Robert De Niro vive William Hale, o personagem mais odioso da carreira do ator (Foto: Apple TV+)

O controle criativo do diretor sobre o longa resulta em um time extremamente afinado com as intenções da produção. Anunciado como o segundo projeto consecutivo de Scorsese que beira as três horas de duração, Assassinos da Lua das Flores certamente já nasceu divisivo, principalmente para quem já se sentiu atacado pelas declarações do vovôzinho, seja dentro ou fora das telas. Porém, o registro, sendo entendido como a exaltação da filmografia do realizador, ironicamente reúne os Vingadores da indústria.

O texto, por si só, já traz o dinamismo que a obra precisa, no entanto, o principal nome que faz com que a película não nos arrebate pelo tamanho e sim pela densidade é o da editora Thelma Schoonmaker. Ela esteve presente em incríveis 21 outros projetos do diretor, mas aqui faz deste trabalho sua magnum-opus, sabendo quando deve cadenciar a história para que ela própria se sustente e quando deve adicionar ritmo, fazendo com que as 3 horas e 26 minutos mal sejam sentidas.

Ainda por trás das câmeras, Rodrigo Pietro, novato em parcerias com Scorsese, brilha. Diferente de seu outro sucesso do ano, Barbie, em que a fotografia extremamente carregada do filme de Greta Gerwig cria o choque entre mundo real e ficcional, aqui ele abusa de uma composição de imagem mais branda e contemplativa, que nos coloca dentro da dimensão de todo o acontecimento. Completando o time dos sonhos, Robbie Robertson tem outras seis parcerias com o diretor e novamente transforma sua trilha em quase uma figurante, que está bem lá no fundo, soturna, se esgueirando pelas colinas e marcando o suspense crescente. Robertson, infelizmente não pode conceber a magnitude de seu trabalho no épico, pois faleceu em Agosto, dois meses antes da estreia de Assassinos da Lua das Flores.

Cena de Assassinos da Lua das Flores. Nela vemos, da esquerda para a direita, Mollie Burkhart, William Hale e Ernest Burkhart. Mollie veste uma roupa típica que se assemelha a um uniforme de fanfarra, que intercala as cores vinho e dourado, mas com as mangas pretas. A roupa tem franjas nos ombros e nas partes em dourado. William veste um terno em um bege bem claro, um colete da mesma cor, uma camisa branca, uma gravata marrom e óculos redondos na cor preta. Ernest veste um terno preto, colete na mesma cor, camisa branca e gravata borboleta de listras bege e vinho. Mollie olha para Ernest com um leve sorriso, enquanto William e Ernest olham para frente. Ao fundo, folhas de uma árvore.
Se Scorsese é Deus; De Niro, DiCaprio e Gladstone poderiam facilmente ser a santíssima trindade (Foto: Apple TV+)

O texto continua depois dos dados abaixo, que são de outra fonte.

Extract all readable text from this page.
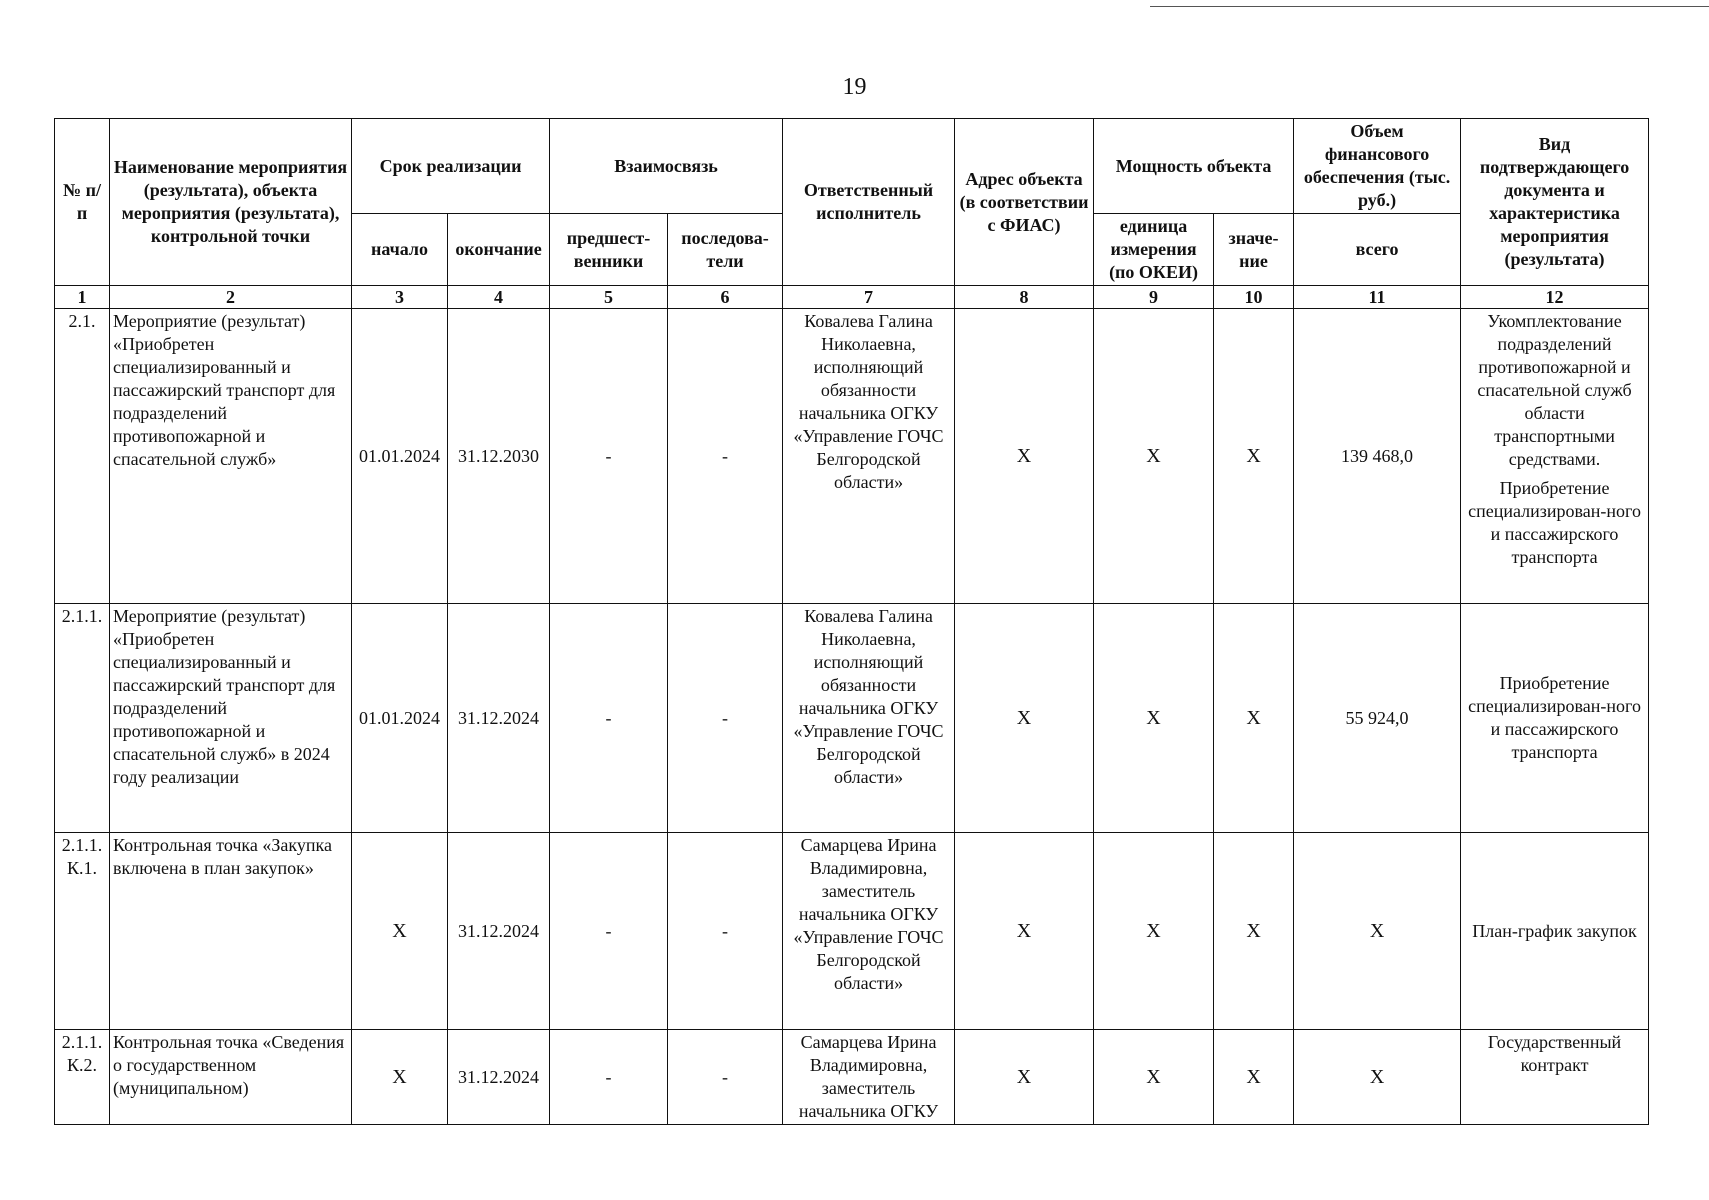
19
№ п/п	Наименование мероприятия (результата), объекта мероприятия (результата), контрольной точки	Срок реализации		Взаимосвязь		Ответственный исполнитель	Адрес объекта (в соответствии с ФИАС)	Мощность объекта		Объем финансового обеспечения (тыс. руб.)	Вид подтверждающего документа и характеристика мероприятия (результата)
		начало	окончание	предшест-венники	последова-тели			единица измерения (по ОКЕИ)	значе-ние	всего	
1	2	3	4	5	6	7	8	9	10	11	12
2.1.	Мероприятие (результат) «Приобретен специализированный и пассажирский транспорт для подразделений противопожарной и спасательной служб»	01.01.2024	31.12.2030	-	-	Ковалева Галина Николаевна, исполняющий обязанности начальника ОГКУ «Управление ГОЧС Белгородской области»	Х	Х	Х	139 468,0	Укомплектование подразделений противопожарной и спасательной служб области транспортными средствами.
Приобретение специализирован-ного и пассажирского транспорта

2.1.1.	Мероприятие (результат) «Приобретен специализированный и пассажирский транспорт для подразделений противопожарной и спасательной служб» в 2024 году реализации	01.01.2024	31.12.2024	-	-	Ковалева Галина Николаевна, исполняющий обязанности начальника ОГКУ «Управление ГОЧС Белгородской области»	Х	Х	Х	55 924,0	Приобретение специализирован-ного и пассажирского транспорта
2.1.1. К.1.	Контрольная точка «Закупка включена в план закупок»	Х	31.12.2024	-	-	Самарцева Ирина Владимировна, заместитель начальника ОГКУ «Управление ГОЧС Белгородской области»	Х	Х	Х	Х	План-график закупок
2.1.1. К.2.	Контрольная точка «Сведения о государственном (муниципальном)	Х	31.12.2024	-	-	Самарцева Ирина Владимировна, заместитель начальника ОГКУ	Х	Х	Х	Х	Государственный контракт
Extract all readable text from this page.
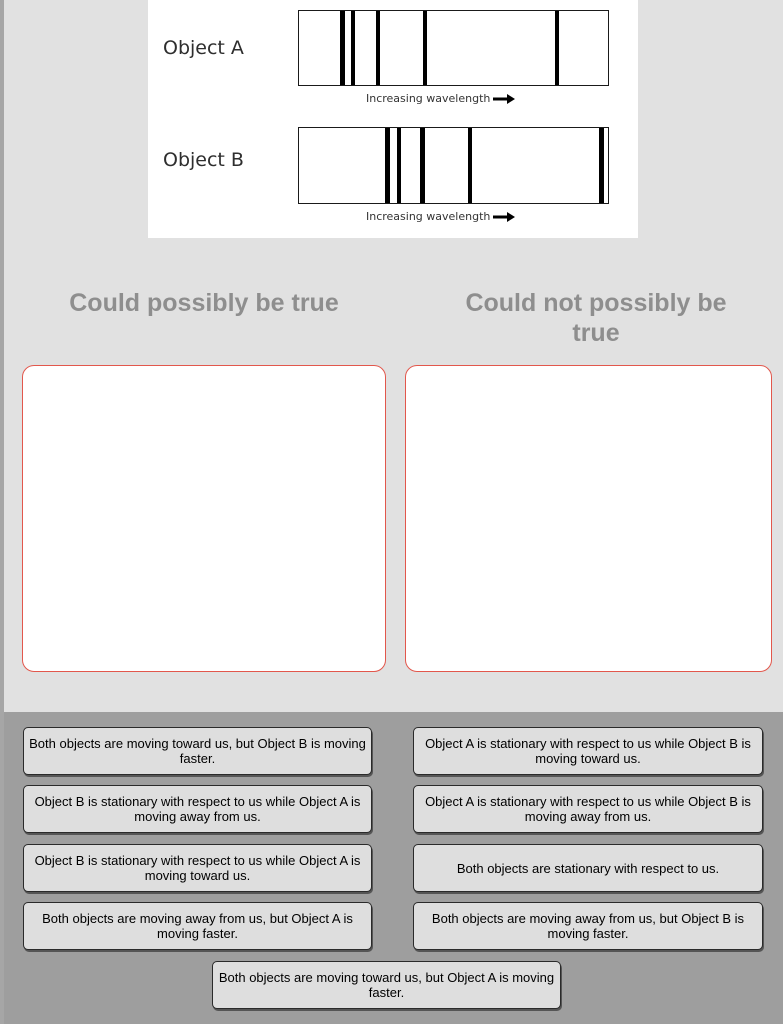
Object A
Increasing wavelength
Object B
Increasing wavelength
Could possibly be true	Could not possibly be true
Both objects are moving toward us, but Object B is moving faster.
Object A is stationary with respect to us while Object B is moving toward us.
Object B is stationary with respect to us while Object A is moving away from us.
Object A is stationary with respect to us while Object B is moving away from us.
Object B is stationary with respect to us while Object A is moving toward us.	Both objects are stationary with respect to us.
Both objects are moving away from us, but Object A is moving faster.
Both objects are moving away from us, but Object B is moving faster.
Both objects are moving toward us, but Object A is moving faster.
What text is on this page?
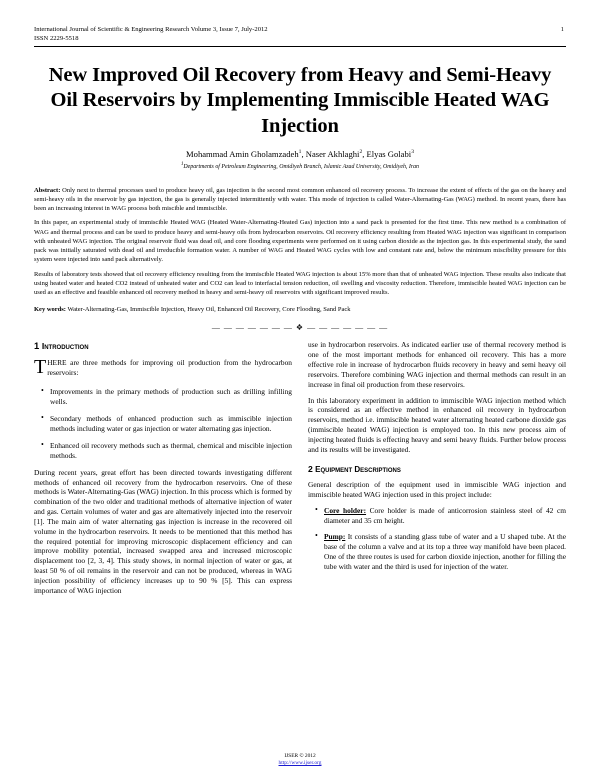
International Journal of Scientific & Engineering Research Volume 3, Issue 7, July-2012
ISSN 2229-5518
1
New Improved Oil Recovery from Heavy and Semi-Heavy Oil Reservoirs by Implementing Immiscible Heated WAG Injection
Mohammad Amin Gholamzadeh$^1$, Naser Akhlaghi$^2$, Elyas Golabi$^3$
$^1$Departments of Petroleum Engineering, Omidiyeh Branch, Islamic Azad University, Omidiyeh, Iran

Abstract: Only next to thermal processes used to produce heavy oil, gas injection is the second most common enhanced oil recovery process. To increase the extent of effects of the gas on the heavy and semi-heavy oils in the reservoir by gas injection, the gas is generally injected intermittently with water. This mode of injection is called Water-Alternating-Gas (WAG) method. In recent years, there has been an increasing interest in WAG process both miscible and immiscible.

In this paper, an experimental study of immiscible Heated WAG (Heated Water-Alternating-Heated Gas) injection into a sand pack is presented for the first time. This new method is a combination of WAG and thermal process and can be used to produce heavy and semi-heavy oils from hydrocarbon reservoirs. Oil recovery efficiency resulting from Heated WAG injection was significant in comparison with unheated WAG injection. The original reservoir fluid was dead oil, and core flooding experiments were performed on it using carbon dioxide as the injection gas. In this experimental study, the sand pack was initially saturated with dead oil and irreducible formation water. A number of WAG and Heated WAG cycles with low and constant rate and, below the minimum miscibility pressure for this system were injected into sand pack alternatively.

Results of laboratory tests showed that oil recovery efficiency resulting from the immiscible Heated WAG injection is about 15% more than that of unheated WAG injection. These results also indicate that using heated water and heated CO2 instead of unheated water and CO2 can lead to interfacial tension reduction, oil swelling and viscosity reduction. Therefore, immiscible heated WAG injection can be used as an effective and feasible enhanced oil recovery method in heavy and semi-heavy oil reservoirs with significant improved results.

Key words: Water-Alternating-Gas, Immiscible Injection, Heavy Oil, Enhanced Oil Recovery, Core Flooding, Sand Pack
— — — — — — — ❖ — — — — — — —
1 Introduction

THERE are three methods for improving oil production from the hydrocarbon reservoirs:

• Improvements in the primary methods of production such as drilling infilling wells.
• Secondary methods of enhanced production such as immiscible injection methods including water or gas injection or water alternating gas injection.
• Enhanced oil recovery methods such as thermal, chemical and miscible injection methods.

During recent years, great effort has been directed towards investigating different methods of enhanced oil recovery from the hydrocarbon reservoirs. One of these methods is Water-Alternating-Gas (WAG) injection. In this process which is formed by combination of the two older and traditional methods of alternative injection of water and gas. Certain volumes of water and gas are alternatively injected into the reservoir [1]. The main aim of water alternating gas injection is increase in the recovered oil volume in the hydrocarbon reservoirs. It needs to be mentioned that this method has the required potential for improving microscopic displacement efficiency and can improve mobility potential, increased swapped area and increased microscopic displacement too [2, 3, 4]. This study shows, in normal injection of water or gas, at least 50 % of oil remains in the reservoir and can not be produced, whereas in WAG injection possibility of efficiency increases up to 90 % [5]. This can express importance of WAG injection

use in hydrocarbon reservoirs. As indicated earlier use of thermal recovery method is one of the most important methods for enhanced oil recovery. This has a more effective role in increase of hydrocarbon fluids recovery in heavy and semi heavy oil reservoirs. Therefore combining WAG injection and thermal methods can result in an increase in final oil production from these reservoirs.

In this laboratory experiment in addition to immiscible WAG injection method which is considered as an effective method in enhanced oil recovery in hydrocarbon reservoirs, method i.e. immiscible heated water alternating heated carbone dioxide gas (immiscible heated WAG) injection is employed too. In this new process aim of injecting heated fluids is effecting heavy and semi heavy fluids. Further below process and its results will be investigated.

2 Equipment Descriptions

General description of the equipment used in immiscible WAG injection and immiscible heated WAG injection used in this project include:

• Core holder: Core holder is made of anticorrosion stainless steel of 42 cm diameter and 35 cm height.
• Pump: It consists of a standing glass tube of water and a U shaped tube. At the base of the column a valve and at its top a three way manifold have been placed. One of the three routes is used for carbon dioxide injection, another for filling the tube with water and the third is used for injection of the water.
IJSER © 2012
http://www.ijser.org
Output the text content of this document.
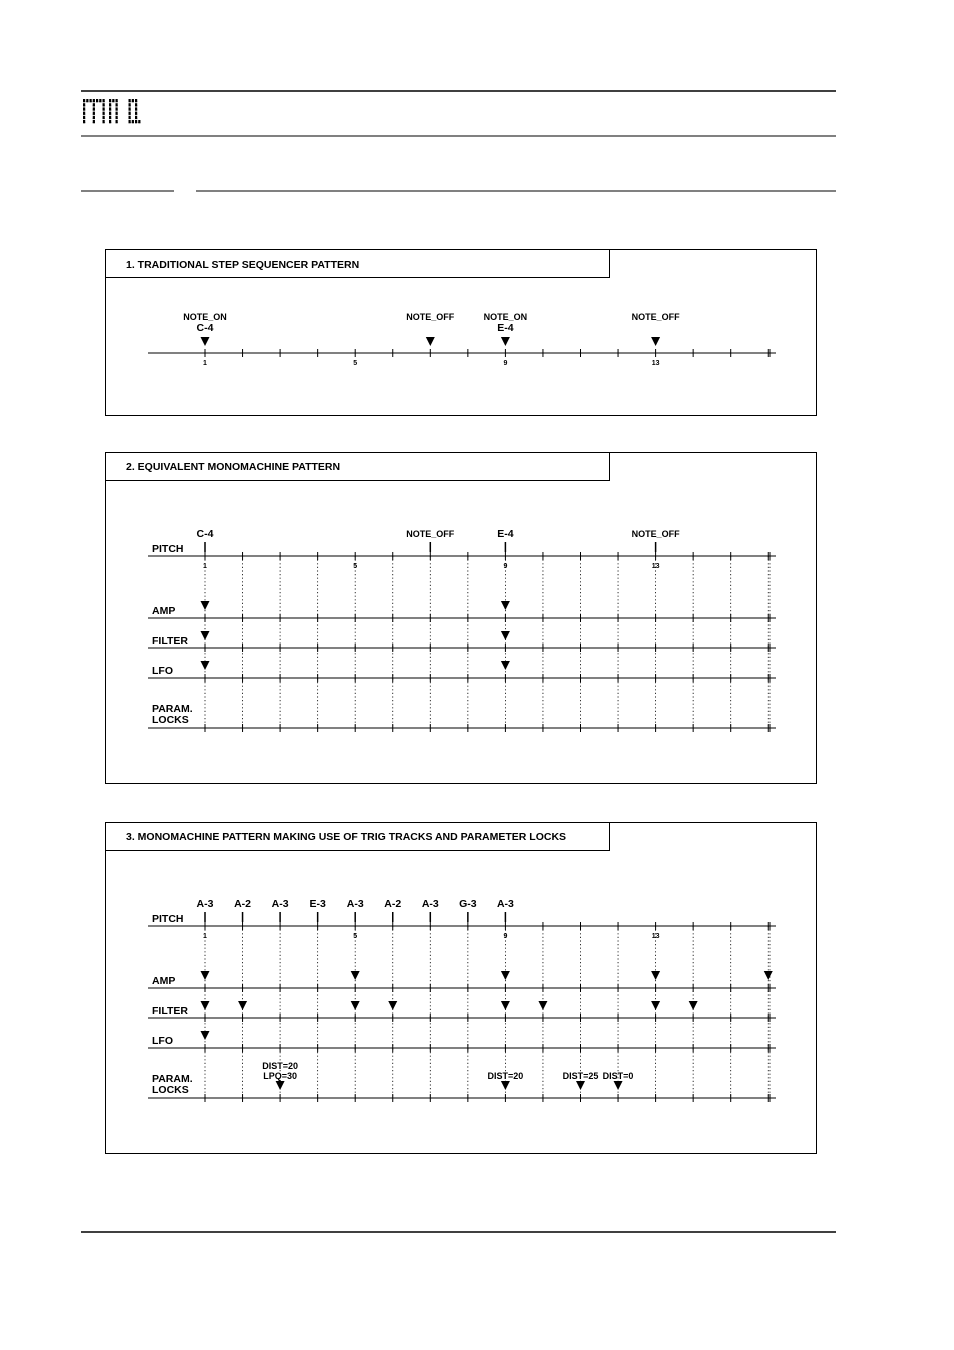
1. TRADITIONAL STEP SEQUENCER PATTERN
1	5	9	13
NOTE_ON
C-4
NOTE_OFF	NOTE_ON
E-4
NOTE_OFF
2. EQUIVALENT MONOMACHINE PATTERN
PITCH
1	5	9	13
C-4	NOTE_OFF	E-4	NOTE_OFF
AMP
FILTER
LFO
PARAM.
LOCKS
3. MONOMACHINE PATTERN MAKING USE OF TRIG TRACKS AND PARAMETER LOCKS
PITCH
1	5	9	13
A-3 A-2 A-3 E-3 A-3 A-2 A-3 G-3 A-3
AMP
FILTER
LFO
PARAM.
LOCKS
DIST=20
LPQ=30	DIST=20	DIST=25 DIST=0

Quem realmente personifica a caminhada do diretor no Cinema está à frente das telas. Para quem já acompanha a carreira de Scorsese, além da assinatura, estilo e maneirismos que ele imprime em seus filmes, outro aspecto torna a identificação extremamente fácil: o elenco. Existe sim uma rotatividade ao longo da filmografia, mas dois chamam atenção, além de simbolizarem dois momentos da vida do idealizador, que em Assassinos da Lua das Flores, se encontram para exaltá-lo.

De Niro, hoje já veterano do Cinema, viu sua carreira florescer junto com Scorsese e a nova obra marca a décima primeira parceria com o diretor. Já conhecido pelo papel de anti-herói nessa amizade, dessa vez encarnando William ‘King’ Hale, o ator vai pelo caminho contrário e mergulha em um vilão desprezível que, graças a facilidade do ator em transmitir expressões de forma serena, exemplifica fielmente a dualidade que o homem branco assumia para os nativos americanos naquela época. DiCaprio, por outro lado, que representa a pegada moderna do cineasta e conta com seis filmes assinados pela lenda no currículo, entrega seu papel mais complexo, trabalhoso e talvez o melhor executado da carreira. Na persona de Ernest Burkhart, o ator passeia entre os extremos de um anti-herói ingênuo e cativa o espectador, seja para bem ou para mal.

Porém, Assassinos da Lua das Flores também amplia o leque de atores no qual o diretor e roteirista trabalha. Jesse Plemons retorna depois de O Irlândes e se coloca como um dos nomes mais disputados das produções daqui pra frente. Brendan Fraser (A Baleia) estreia com o Scorsese e rouba a cena no pouco tempo de tela que tem, assim como Cara Jade Myers, estupenda no papel de Anna Brown. Mas quem realmente dá a cara tanto para o projeto como para a intenção do idealizador de inserir atores nativos americanos é Lily Gladstone. Sua interpretação no papel de Molly Burkhart pode ser definida pela palavra pontualidade. Gladstone tem uma consciência sobrenatural de saber quando se comunicar através da força de suas palavras ou quando deixar o silêncio e sua forte expressão gritarem o que a personagem guarda dentro de si.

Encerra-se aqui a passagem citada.